Michel Foucault ne s’est pas « droitisé » à la fin de sa vie, comme certains lecteurs de Naissance de la biopolitique ont pu le penser, il a pris au sérieux le néolibéralisme. Nuance. Au lieu d’y voir une idéologie conservatrice ou réactionnaire, le philosophe a saisi ce qu’elle produisait en termes de rupture. Dans La dernière leçon de Michel Foucault, Geoffroy de Lagasnerie pointe les potentialités d’une telle approche pour renouveler la grammaire critique à gauche. Un renouvellement dont celle-ci a bien besoin. « La gauche, et notamment la gauche radicale, a été comme désorientée, sidérée, désemparée par l’avènement du néolibéralisme. Elle s’est retrouvée comme démunie devant l’irruption de ce nouveau paradigme », affirme l’auteur, déplorant une crise générale de la capacité d’imagination, une paralysie des facultés intellectuelles, voire un anti-intellectualisme.

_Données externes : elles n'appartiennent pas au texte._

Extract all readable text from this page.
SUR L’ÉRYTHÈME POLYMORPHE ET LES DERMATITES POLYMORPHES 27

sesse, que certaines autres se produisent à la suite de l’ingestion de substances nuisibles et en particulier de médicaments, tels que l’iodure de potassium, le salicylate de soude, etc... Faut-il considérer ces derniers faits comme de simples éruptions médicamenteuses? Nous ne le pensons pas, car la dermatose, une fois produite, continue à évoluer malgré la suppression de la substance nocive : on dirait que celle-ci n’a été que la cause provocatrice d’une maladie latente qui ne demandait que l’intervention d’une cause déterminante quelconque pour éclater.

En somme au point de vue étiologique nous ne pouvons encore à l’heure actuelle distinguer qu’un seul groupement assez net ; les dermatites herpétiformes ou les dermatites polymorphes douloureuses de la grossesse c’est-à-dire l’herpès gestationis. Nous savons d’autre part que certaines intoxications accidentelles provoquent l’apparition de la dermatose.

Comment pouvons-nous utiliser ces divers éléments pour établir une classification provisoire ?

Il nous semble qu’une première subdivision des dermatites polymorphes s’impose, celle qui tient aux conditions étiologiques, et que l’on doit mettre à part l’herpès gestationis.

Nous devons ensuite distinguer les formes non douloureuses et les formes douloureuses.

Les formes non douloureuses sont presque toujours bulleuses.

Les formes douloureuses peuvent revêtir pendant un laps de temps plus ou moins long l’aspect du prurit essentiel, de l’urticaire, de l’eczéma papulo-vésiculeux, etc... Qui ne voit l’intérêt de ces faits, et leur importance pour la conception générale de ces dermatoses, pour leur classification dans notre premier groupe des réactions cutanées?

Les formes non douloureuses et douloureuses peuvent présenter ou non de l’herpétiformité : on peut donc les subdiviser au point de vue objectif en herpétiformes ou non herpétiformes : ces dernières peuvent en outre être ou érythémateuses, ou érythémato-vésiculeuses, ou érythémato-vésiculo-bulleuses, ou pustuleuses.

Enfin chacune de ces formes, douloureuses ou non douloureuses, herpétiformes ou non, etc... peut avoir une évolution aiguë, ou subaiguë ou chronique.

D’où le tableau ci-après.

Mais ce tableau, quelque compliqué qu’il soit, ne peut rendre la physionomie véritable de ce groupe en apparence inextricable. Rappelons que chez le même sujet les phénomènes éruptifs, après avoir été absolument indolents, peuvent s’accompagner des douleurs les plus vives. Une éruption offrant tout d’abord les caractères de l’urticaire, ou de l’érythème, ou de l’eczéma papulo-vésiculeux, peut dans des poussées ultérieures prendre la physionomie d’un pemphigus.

Qu’est-ce qui pointe derrière la critique traditionnelle de l’individualisme et de l’égoïsme des marchés ? Un éloge de l’ordre, de la régulation, de la norme collective, des transcendances institutionnelles, des pulsions autoritaires. Pour Geoffroy de Lagasnerie, la plongée foucaldienne dans les théories néolibérales permet d’ouvrir les imaginaires. Car que fait le philosophe sinon « libérer la pensée des incantations, des énoncés en forme de slogans sempiternellement utilisés pour dénoncer les méfaits du néolibéralisme mais qui servaient déjà pour disqualifier le libéralisme classique et même le capitalisme » ? Signalons au passage, avec la parution le 8 novembre de Du gouvernement des vivants, la poursuite de la publication au Seuil des cours de Michel Foucault au Collège de France. Un appel nécessaire à réinventer la gauche.
La dernière leçon de Michel Foucault. Sur le néolibéralisme, la théorie et la politique, de Geoffroy de Lagasnerie, éd. Fayard, 190 p., 17 euros
Du gouvernement des vivants. Cours au Collège de France (1979-1980), de Michel Foucault, éd. Seuil, 355 p., 26 euros (à paraître le 8 novembre).